Saint Blase, Bishop and Martyr
c. early Fourth Century
February 3—Optional Memorial
Liturgical Color: Red
Patron Saint of wool combers and sufferers of throat diseases
The obscure memory of an early bishop-martyr endures
A secularist does not evaluate religion on its own terms but on its practical benefits. Is a religion true? It doesn’t matter. But if you can prove that empty stomachs are now full, that malarial fevers are cooled, and that formerly dusty roads are now paved due to religion, then religion is indeed useful and good, all truth claims aside. Religion’s role in physical healing would be another proof of its great good, if not its truth. For all the incontestable progress of medicine, cancers still spread, tumors still grow, and infections still poison. Even the most modern of moderns, in a state of total vulnerability, understands in his deepest of deeps that physical healings surge from sources other than modern science. PhDs wash in the River Ganges, rocket scientists lower their bodies into the cool baths of Lourdes, and surgeons spread sacred oil on their skin hoping against hope for a cure that has eluded them.
The memory of Saint Blaise, a man of obscure origins, stands behind one of the most enduring healing traditions in all of Christianity. In the holy name of Blaise, two candles are crossed, X-shaped, and pressed against the neck to ward off and cure diseases of the throat. Oil and ashes, candles and flames, bread and wine, words and blessings. God’s face does not appear in the ash cloud of a volcanic eruption or in a golden pile at the end of a rainbow. The Christian believes that God’s salvation and healing power come through His Holy Mother, through His saints, and through the creation He molded in His own hands.

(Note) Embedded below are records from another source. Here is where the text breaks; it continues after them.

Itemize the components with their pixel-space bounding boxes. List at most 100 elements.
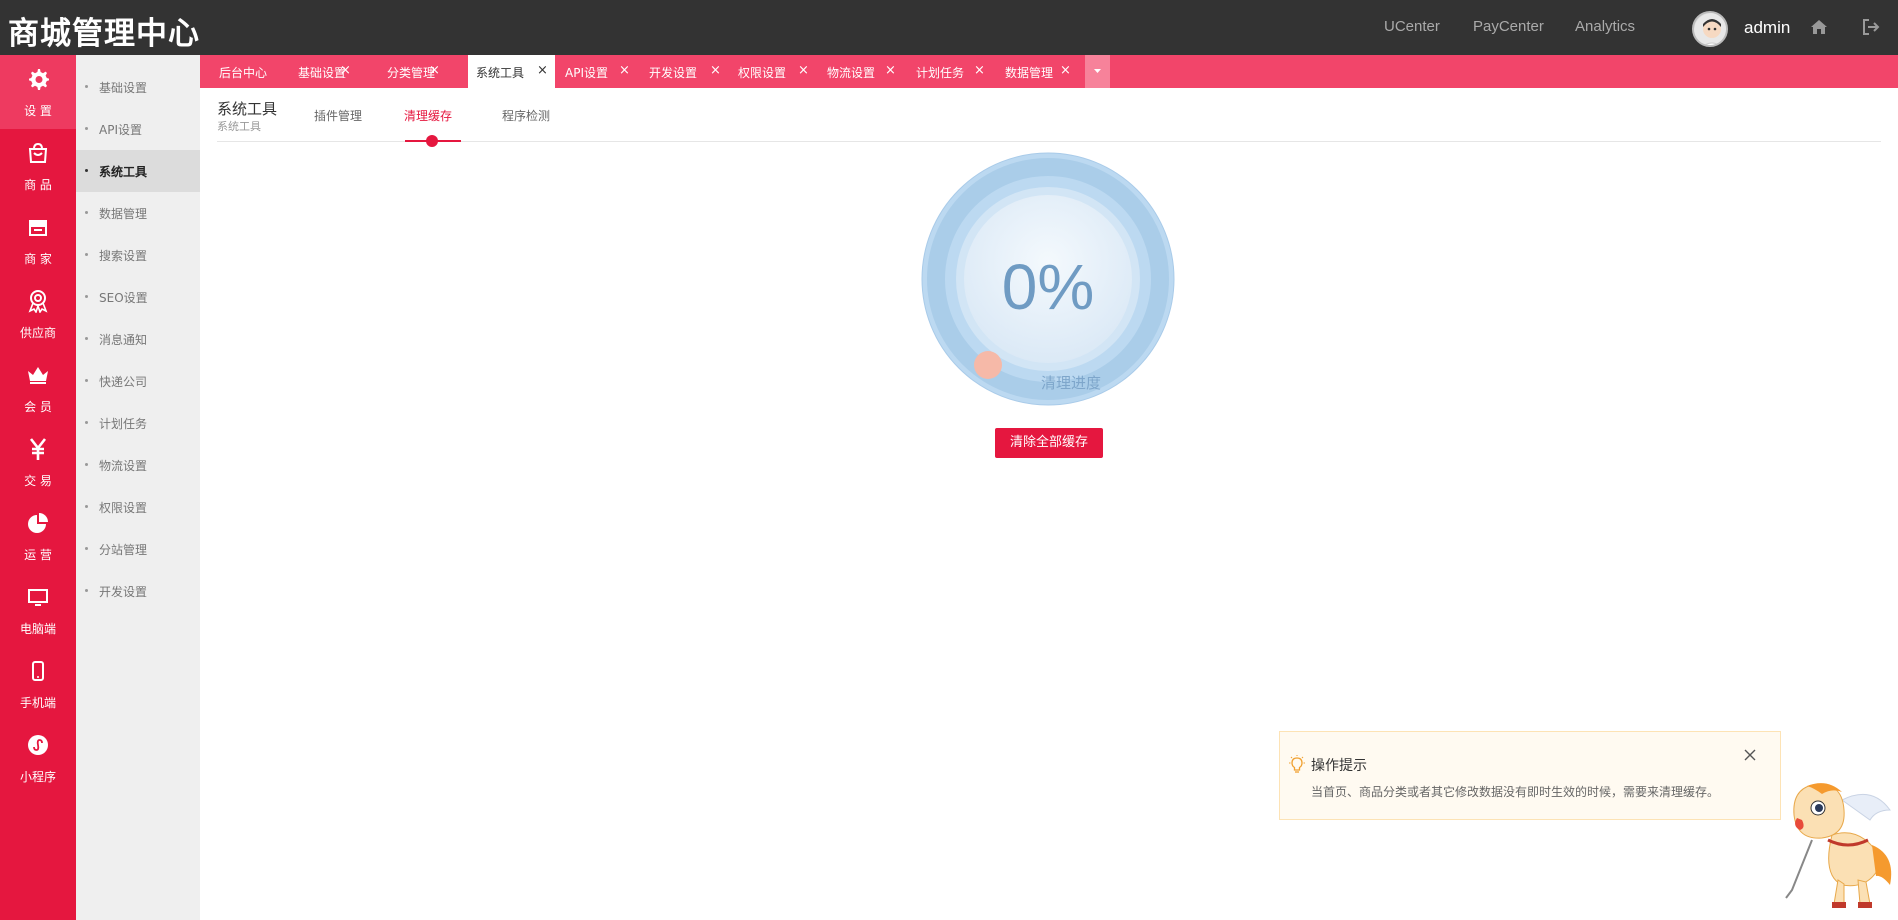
subnav-label: 系统工具	[99, 165, 148, 179]
tab-overflow-button[interactable]	[1085, 55, 1110, 88]
subtab-clear-cache[interactable]: 清理缓存	[404, 107, 452, 124]
caret-down-icon	[1094, 69, 1101, 73]
subnav-item-seo[interactable]: SEO设置	[76, 276, 200, 318]
tab-basic-settings[interactable]: 基础设置 ×	[266, 55, 355, 88]
gauge-percent: 0%	[1001, 251, 1095, 323]
tab-label: 基础设置	[298, 66, 347, 80]
tab-developer[interactable]: 开发设置 ×	[643, 55, 732, 88]
nav-item-members[interactable]: 会 员	[0, 351, 76, 425]
subnav-label: 基础设置	[99, 81, 148, 95]
bullet	[85, 295, 88, 298]
subtab-plugins[interactable]: 插件管理	[314, 107, 362, 124]
yen-icon	[29, 438, 47, 460]
logout-icon[interactable]	[1860, 16, 1882, 38]
nav-item-goods[interactable]: 商 品	[0, 129, 76, 203]
secondary-sidebar: 基础设置 API设置 系统工具 数据管理 搜索设置 SEO设置 消息通知 快递公…	[76, 55, 200, 920]
tab-api-settings[interactable]: API设置 ×	[555, 55, 643, 88]
nav-label: 小程序	[19, 770, 56, 784]
pie-icon	[28, 513, 48, 533]
top-bar: 商城管理中心 UCenter PayCenter Analytics admin	[0, 0, 1898, 55]
gear-icon	[29, 69, 49, 90]
tab-label: API设置	[565, 66, 608, 80]
subnav-item-notifications[interactable]: 消息通知	[76, 318, 200, 360]
subnav-label: SEO设置	[99, 291, 148, 305]
subnav-item-couriers[interactable]: 快递公司	[76, 360, 200, 402]
subnav-item-basic[interactable]: 基础设置	[76, 66, 200, 108]
subnav-item-data[interactable]: 数据管理	[76, 192, 200, 234]
tip-text: 当首页、商品分类或者其它修改数据没有即时生效的时候，需要来清理缓存。	[1311, 785, 1720, 799]
subnav-item-api[interactable]: API设置	[76, 108, 200, 150]
badge-icon	[28, 290, 48, 313]
gauge-label: 清理进度	[1040, 374, 1101, 392]
nav-item-mobile[interactable]: 手机端	[0, 647, 76, 721]
tab-system-tools[interactable]: 系统工具 ×	[468, 55, 555, 88]
close-icon[interactable]: ×	[710, 63, 721, 78]
clear-all-cache-button[interactable]: 清除全部缓存	[995, 428, 1103, 458]
subnav-item-developer[interactable]: 开发设置	[76, 570, 200, 612]
close-icon[interactable]: ×	[340, 63, 351, 78]
close-icon[interactable]: ×	[537, 63, 548, 78]
subnav-label: 分站管理	[99, 543, 148, 557]
link-analytics[interactable]: Analytics	[1575, 18, 1635, 35]
subnav-item-permissions[interactable]: 权限设置	[76, 486, 200, 528]
nav-item-operations[interactable]: 运 营	[0, 499, 76, 573]
close-icon[interactable]: ×	[885, 63, 896, 78]
close-icon[interactable]: ×	[1060, 63, 1071, 78]
nav-item-merchants[interactable]: 商 家	[0, 203, 76, 277]
tip-title: 操作提示	[1311, 758, 1367, 774]
bullet	[85, 253, 88, 256]
nav-item-pc[interactable]: 电脑端	[0, 573, 76, 647]
link-ucenter[interactable]: UCenter	[1384, 18, 1440, 35]
close-icon[interactable]: ×	[429, 63, 440, 78]
tab-label: 数据管理	[1005, 66, 1054, 80]
close-icon[interactable]: ×	[798, 63, 809, 78]
close-icon[interactable]	[1742, 747, 1758, 763]
bullet	[85, 379, 88, 382]
nav-label: 商 品	[24, 178, 52, 192]
crown-icon	[28, 367, 48, 384]
nav-label: 商 家	[24, 252, 52, 266]
subnav-item-scheduled-tasks[interactable]: 计划任务	[76, 402, 200, 444]
tab-permissions[interactable]: 权限设置 ×	[732, 55, 821, 88]
tab-category[interactable]: 分类管理 ×	[355, 55, 443, 88]
mascot-horse-illustration	[1785, 783, 1892, 908]
lightbulb-icon	[1289, 755, 1305, 773]
subtab-program-check[interactable]: 程序检测	[502, 107, 550, 124]
home-icon[interactable]	[1808, 16, 1830, 38]
nav-label: 电脑端	[19, 622, 56, 636]
subnav-item-search[interactable]: 搜索设置	[76, 234, 200, 276]
mini-program-icon	[28, 735, 48, 755]
monitor-icon	[28, 589, 48, 606]
bullet	[85, 337, 88, 340]
subnav-label: API设置	[99, 123, 142, 137]
tab-label: 物流设置	[827, 66, 876, 80]
tab-dashboard[interactable]: 后台中心	[200, 55, 268, 88]
nav-label: 手机端	[19, 696, 56, 710]
nav-item-settings[interactable]: 设 置	[0, 55, 76, 129]
bullet	[85, 463, 88, 466]
username[interactable]: admin	[1744, 18, 1790, 38]
tab-label: 后台中心	[219, 66, 268, 80]
bullet	[85, 505, 88, 508]
nav-item-mini-program[interactable]: 小程序	[0, 721, 76, 795]
subnav-item-substations[interactable]: 分站管理	[76, 528, 200, 570]
close-icon[interactable]: ×	[619, 63, 630, 78]
tab-data-management[interactable]: 数据管理 ×	[998, 55, 1085, 88]
tab-label: 权限设置	[738, 66, 787, 80]
nav-label: 供应商	[19, 326, 56, 340]
link-paycenter[interactable]: PayCenter	[1473, 18, 1544, 35]
nav-label: 设 置	[24, 104, 52, 118]
nav-item-trade[interactable]: 交 易	[0, 425, 76, 499]
subnav-label: 快递公司	[99, 375, 148, 389]
app-logo[interactable]: 商城管理中心	[8, 8, 200, 53]
nav-item-suppliers[interactable]: 供应商	[0, 277, 76, 351]
avatar[interactable]	[1692, 11, 1728, 47]
active-subtab-dot	[426, 135, 438, 147]
close-icon[interactable]: ×	[974, 63, 985, 78]
nav-label: 运 营	[24, 548, 52, 562]
subnav-item-logistics[interactable]: 物流设置	[76, 444, 200, 486]
store-icon	[29, 220, 47, 236]
subnav-item-system-tools[interactable]: 系统工具	[76, 150, 200, 192]
tab-scheduled-tasks[interactable]: 计划任务 ×	[910, 55, 998, 88]
tab-logistics[interactable]: 物流设置 ×	[821, 55, 910, 88]
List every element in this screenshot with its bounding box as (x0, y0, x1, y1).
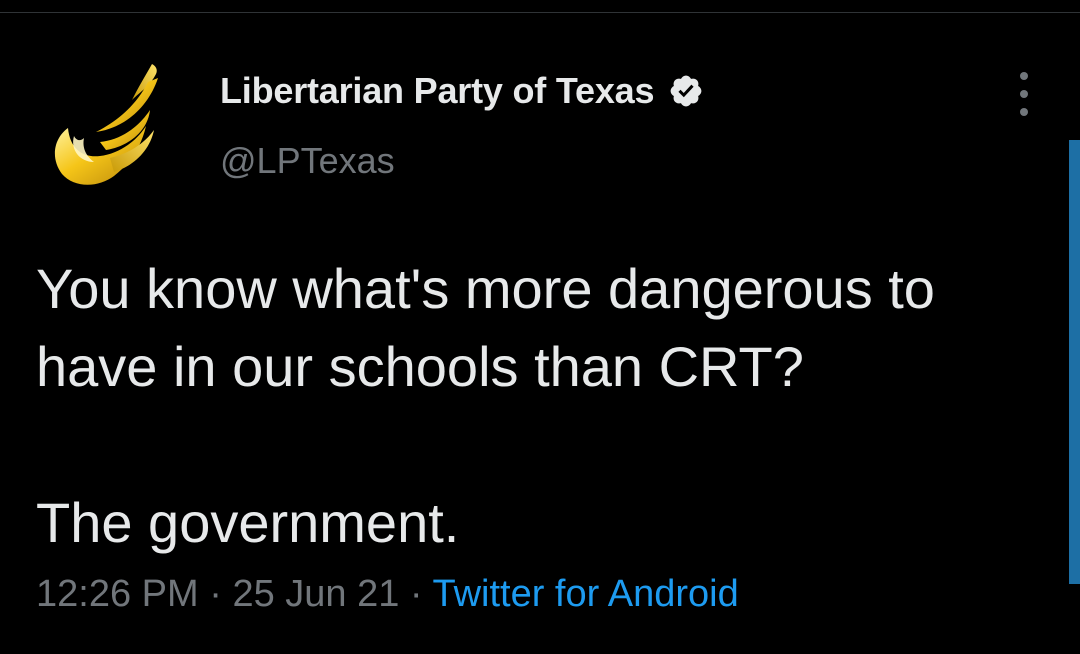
avatar[interactable] (40, 58, 180, 198)
author-name-row[interactable]: Libertarian Party of Texas (220, 70, 704, 112)
tweet-text-paragraph-1: You know what's more dangerous to have i… (36, 257, 935, 398)
tweet-time[interactable]: 12:26 PM (36, 573, 199, 615)
tweet-date[interactable]: 25 Jun 21 (232, 573, 399, 615)
golden-torch-logo-icon (54, 64, 158, 185)
tweet-text-paragraph-2: The government. (36, 491, 460, 554)
tweet-text: You know what's more dangerous to have i… (36, 250, 1046, 562)
meta-separator: · (209, 573, 233, 615)
author-name[interactable]: Libertarian Party of Texas (220, 70, 654, 112)
author-handle[interactable]: @LPTexas (220, 140, 395, 182)
more-vertical-icon (1020, 72, 1028, 116)
tweet-source-link[interactable]: Twitter for Android (432, 573, 738, 615)
tweet-metadata: 12:26 PM · 25 Jun 21 · Twitter for Andro… (36, 573, 739, 616)
more-options-button[interactable] (1010, 72, 1038, 116)
verified-badge-icon (668, 73, 704, 109)
top-divider (0, 12, 1080, 13)
meta-separator-2: · (409, 573, 433, 615)
scroll-indicator[interactable] (1069, 140, 1080, 584)
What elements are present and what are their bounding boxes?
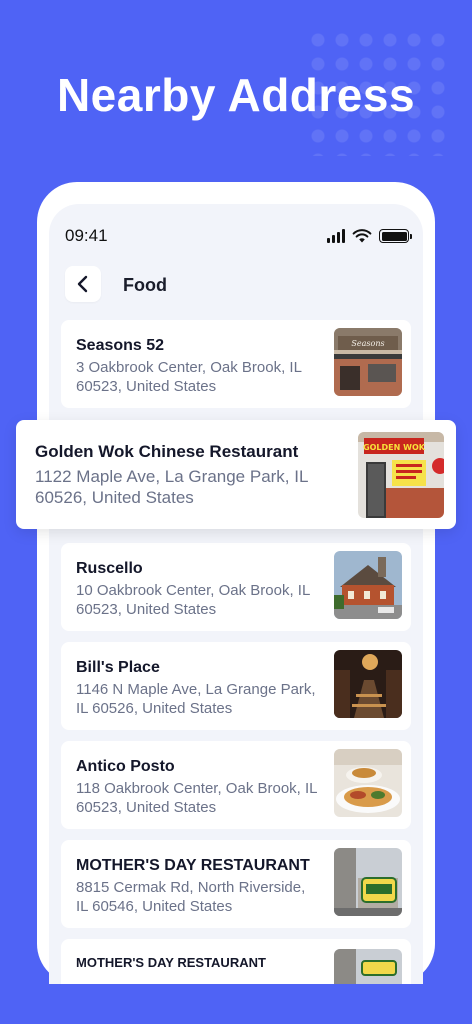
page-headline: Nearby Address	[56, 69, 416, 121]
place-name: Ruscello	[76, 560, 143, 577]
cellular-signal-icon	[327, 229, 345, 243]
place-name: MOTHER'S DAY RESTAURANT	[76, 857, 310, 874]
list-item[interactable]: Antico Posto 118 Oakbrook Center, Oak Br…	[61, 741, 411, 829]
list-item[interactable]: MOTHER'S DAY RESTAURANT 8815 Cermak Rd, …	[61, 840, 411, 928]
list-item[interactable]: Ruscello 10 Oakbrook Center, Oak Brook, …	[61, 543, 411, 631]
list-item[interactable]: Seasons 52 3 Oakbrook Center, Oak Brook,…	[61, 320, 411, 408]
place-address: 10 Oakbrook Center, Oak Brook, IL 60523,…	[76, 582, 310, 618]
status-icons	[327, 228, 412, 244]
svg-text:Seasons: Seasons	[351, 339, 384, 348]
place-photo: Seasons	[334, 328, 402, 396]
place-name: MOTHER'S DAY RESTAURANT	[76, 955, 266, 970]
featured-list-item[interactable]: Golden Wok Chinese Restaurant 1122 Maple…	[16, 420, 456, 529]
svg-text:GOLDEN WOK: GOLDEN WOK	[363, 443, 426, 452]
place-address: 3 Oakbrook Center, Oak Brook, IL 60523, …	[76, 359, 302, 395]
chevron-left-icon	[77, 275, 88, 293]
list-item[interactable]: Bill's Place 1146 N Maple Ave, La Grange…	[61, 642, 411, 730]
place-address: 118 Oakbrook Center, Oak Brook, IL 60523…	[76, 780, 317, 816]
place-photo	[334, 848, 402, 916]
battery-icon	[379, 229, 412, 243]
place-name: Antico Posto	[76, 758, 175, 775]
place-photo	[334, 650, 402, 718]
phone-frame: 09:41 Food Seasons 52 3 Oakbrook Center,…	[37, 182, 435, 984]
place-address: 8815 Cermak Rd, North Riverside, IL 6054…	[76, 879, 306, 915]
place-address: 1146 N Maple Ave, La Grange Park, IL 605…	[76, 681, 316, 717]
list-item[interactable]: MOTHER'S DAY RESTAURANT	[61, 939, 411, 984]
place-photo	[334, 749, 402, 817]
status-time: 09:41	[65, 226, 108, 245]
page-title: Food	[123, 275, 167, 295]
place-photo	[334, 551, 402, 619]
place-name: Seasons 52	[76, 337, 165, 354]
phone-screen: 09:41 Food Seasons 52 3 Oakbrook Center,…	[49, 204, 423, 984]
back-button[interactable]	[65, 266, 101, 302]
place-name: Bill's Place	[76, 659, 160, 676]
wifi-icon	[352, 229, 372, 243]
place-name: Golden Wok Chinese Restaurant	[35, 442, 299, 461]
place-photo	[334, 949, 402, 984]
place-address: 1122 Maple Ave, La Grange Park, IL 60526…	[35, 467, 308, 507]
place-photo: GOLDEN WOK	[358, 432, 444, 518]
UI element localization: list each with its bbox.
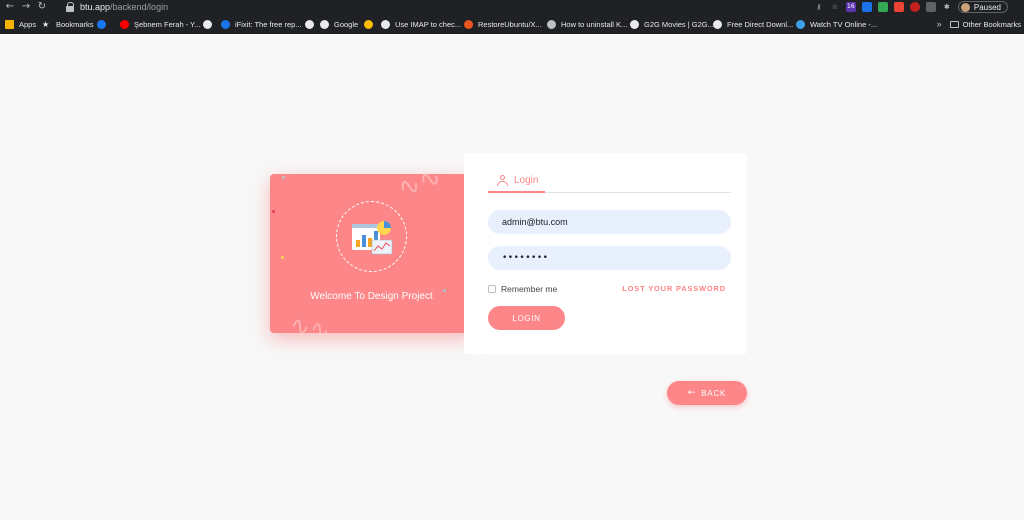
- email-field[interactable]: [488, 210, 731, 234]
- bookmark-item[interactable]: G2G Movies | G2G...: [630, 15, 714, 33]
- ifixit-icon: [221, 19, 230, 29]
- profile-paused-button[interactable]: Paused: [957, 1, 1008, 13]
- globe-icon: [713, 19, 722, 29]
- back-label: BACK: [701, 388, 727, 398]
- folder-icon: [949, 20, 959, 28]
- bookmark-label: Apps: [19, 19, 37, 29]
- google-icon: [381, 19, 390, 29]
- remember-me-label: Remember me: [501, 284, 558, 294]
- reload-icon[interactable]: ↻: [34, 0, 50, 14]
- bookmark-item[interactable]: iFixit: The free rep...: [221, 15, 302, 33]
- bookmark-label: Watch TV Online -...: [810, 19, 878, 29]
- url-domain: btu.app: [80, 2, 111, 12]
- extension-camera-icon[interactable]: [925, 2, 936, 12]
- bookmark-label: Google: [334, 19, 359, 29]
- tv-icon: [796, 19, 805, 29]
- bookmark-item[interactable]: Watch TV Online -...: [796, 15, 877, 33]
- back-arrow-icon[interactable]: ←: [2, 0, 18, 14]
- browser-chrome: ← → ↻ btu.app/backend/login ⚷ ☆ 16 ✱ Pau…: [0, 0, 1024, 34]
- ubuntu-icon: [464, 19, 473, 29]
- welcome-text: Welcome To Design Project: [310, 291, 433, 302]
- key-icon[interactable]: ⚷: [814, 2, 824, 12]
- bookmark-item[interactable]: RestoreUbuntu/X...: [464, 15, 542, 33]
- address-bar-row: ← → ↻ btu.app/backend/login ⚷ ☆ 16 ✱ Pau…: [0, 0, 1024, 14]
- tab-login-label: Login: [514, 175, 539, 186]
- lost-password-link[interactable]: LOST YOUR PASSWORD: [622, 284, 726, 293]
- url-path: /backend/login: [110, 2, 169, 12]
- extension-record-icon[interactable]: [909, 2, 920, 12]
- google-icon: [320, 19, 329, 29]
- bookmark-label: Bookmarks: [56, 19, 94, 29]
- bookmark-item[interactable]: Use IMAP to chec...: [381, 15, 461, 33]
- extension-green-icon[interactable]: [877, 2, 888, 12]
- globe-icon: [305, 19, 314, 29]
- bookmark-item[interactable]: Google: [320, 15, 358, 33]
- facebook-icon: [97, 19, 106, 29]
- illustration-ring: [336, 201, 407, 272]
- squiggle-decoration: ∿∿: [394, 174, 446, 205]
- avatar: [960, 2, 970, 12]
- youtube-icon: [120, 19, 129, 29]
- bookmark-item[interactable]: [203, 15, 217, 33]
- profile-status: Paused: [973, 2, 1001, 12]
- confetti-dot: [272, 210, 275, 213]
- bookmark-item[interactable]: [305, 15, 319, 33]
- remember-me[interactable]: Remember me: [488, 284, 557, 294]
- bookmark-item[interactable]: How to uninstall K...: [547, 15, 627, 33]
- apps-grid-icon: [5, 19, 14, 29]
- lock-icon[interactable]: [64, 0, 76, 14]
- bookmark-item[interactable]: Şebnem Ferah - Y...: [120, 15, 200, 33]
- link-icon: [547, 19, 556, 29]
- star-bookmark-icon[interactable]: ☆: [830, 2, 840, 12]
- user-icon: [497, 175, 508, 187]
- star-icon: ★: [42, 19, 50, 29]
- bookmark-item[interactable]: [97, 15, 111, 33]
- analytics-chart-icon: [352, 221, 393, 255]
- bookmarks-overflow-button[interactable]: »: [937, 19, 942, 29]
- extension-badge-icon[interactable]: 16: [845, 2, 856, 12]
- welcome-card: ∿∿ ∿∿ Welcome To Design Project: [270, 174, 473, 333]
- bookmark-item[interactable]: [364, 15, 378, 33]
- bookmark-label: How to uninstall K...: [561, 19, 628, 29]
- bookmark-label: Use IMAP to chec...: [395, 19, 462, 29]
- confetti-dot: [281, 256, 284, 259]
- bookmarks-bar: Apps ★ Bookmarks Şebnem Ferah - Y... iFixit:…: [0, 15, 1024, 33]
- bookmarks-right: » Other Bookmarks: [937, 15, 1021, 33]
- forward-arrow-icon[interactable]: →: [18, 0, 34, 14]
- bookmark-item[interactable]: Free Direct Downl...: [713, 15, 793, 33]
- extension-blue-icon[interactable]: [861, 2, 872, 12]
- bookmark-label: Free Direct Downl...: [727, 19, 794, 29]
- arrow-left-icon: ←: [687, 388, 697, 398]
- remember-me-checkbox[interactable]: [488, 285, 496, 293]
- bookmark-item[interactable]: ★ Bookmarks: [42, 15, 94, 33]
- login-button[interactable]: LOGIN: [488, 306, 565, 330]
- address-bar-url[interactable]: btu.app/backend/login: [80, 2, 168, 12]
- extension-red-icon[interactable]: [893, 2, 904, 12]
- confetti-dot: [282, 176, 285, 179]
- login-panel: Login Remember me LOST YOUR PASSWORD LOG…: [464, 153, 747, 354]
- puzzle-icon[interactable]: ✱: [942, 2, 952, 12]
- bookmark-label: G2G Movies | G2G...: [644, 19, 714, 29]
- squiggle-decoration: ∿∿: [287, 310, 333, 333]
- other-bookmarks-button[interactable]: Other Bookmarks: [963, 20, 1021, 29]
- toolbar-right: ⚷ ☆ 16 ✱ Paused: [814, 0, 1024, 14]
- page-icon: [203, 19, 212, 29]
- password-field[interactable]: [488, 246, 731, 270]
- bookmark-label: RestoreUbuntu/X...: [478, 19, 542, 29]
- active-tab-indicator: [488, 191, 545, 193]
- bookmark-item[interactable]: Apps: [5, 15, 36, 33]
- bookmark-label: iFixit: The free rep...: [235, 19, 302, 29]
- back-button[interactable]: ← BACK: [667, 381, 747, 405]
- drive-icon: [364, 19, 373, 29]
- bookmark-label: Şebnem Ferah - Y...: [134, 19, 201, 29]
- globe-icon: [630, 19, 639, 29]
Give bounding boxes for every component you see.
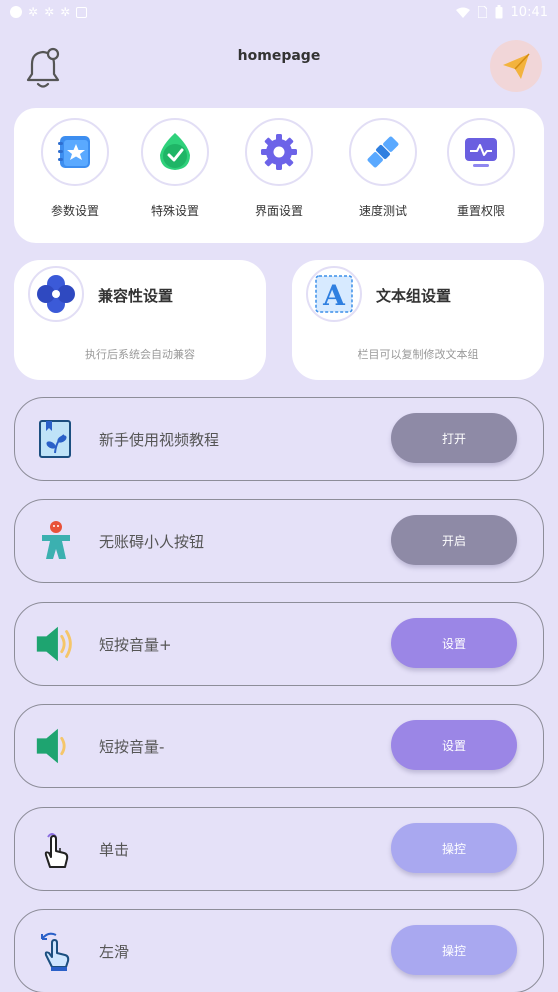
reset-monitor-icon <box>447 118 515 186</box>
tool-label: 重置权限 <box>456 204 505 218</box>
special-check-icon <box>141 118 209 186</box>
row-label: 无账碍小人按钮 <box>99 533 205 551</box>
tools-card: 参数设置 特殊设置 界面设置 速度测试 重置权限 <box>14 108 544 243</box>
row-tutorial: 新手使用视频教程 打开 <box>14 397 544 481</box>
svg-text:A: A <box>322 279 346 312</box>
volume-up-icon <box>33 621 79 667</box>
card-subtitle: 栏目可以复制修改文本组 <box>357 348 479 361</box>
send-button[interactable] <box>490 40 542 92</box>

A believer doesn’t believe in belief, any more than a soldier loves patriotism. A soldier loves his country, and a believer loves God. And because the believer loves God, he loves a someone, not a something, and waits in line and shuffles forward, step by step, to the priest holding those X-shaped candles on today’s feast. Saint Blaise is primarily a “northern” saint called upon to remedy mostly cold climate ills. Because it is usually winter, then, the believer adjusts his jacket collar, feels the milky wax candle against his tender throat, closes his eyes, and prays that the cough disappear, that his voice remain strong, or that the faintest lump turn out to be nothing at all.
Details of Saint Blaise’s life are difficult to verify. Some traditions, dating from centuries after he lived, state that he was a bishop in Armenia, east of modern day Turkey. His reputation for holiness drew people to him in search of a cure for their infirmities. It is said that Blaise was tortured and murdered in an anti-Christian persecution. Every saint, no matter how remote his life or obscure his story, casts some light on the truths of our faith. The life of Saint Blaise and the tradition of throat healing that still surrounds him tell us that holy lives have power. His life tells us that holy people intercede for less holy people, and that the less powerful, the less wise, and the less good depend on the strong, the intelligent, and the good in order to leave their state of dependence, ignorance, and sin. In the same way that salvation is mediated, healing is as well. Whether through the skilled hands of a surgeon, the chemicals of a drug, or the intercession of a saint, healing comes. The many channels branch out from the one source who is God. We, the faithful, when fragile and afraid, patiently sit in the doctor’s office for our name to be called, wait at the pharmacy counter for the prescription to be filled, or line up in church for the candles to rest softly on our clavicles. Healing is an offer, we are ripe to be cured, and any sacred intervention is welcome, no matter whence it comes.
Saint Blaise, many centuries ago you suffered for the same faith we now share with you. May we be ever united to you in our common Church, and may we be healed of all infirmities of the throat through your heavenly intercession.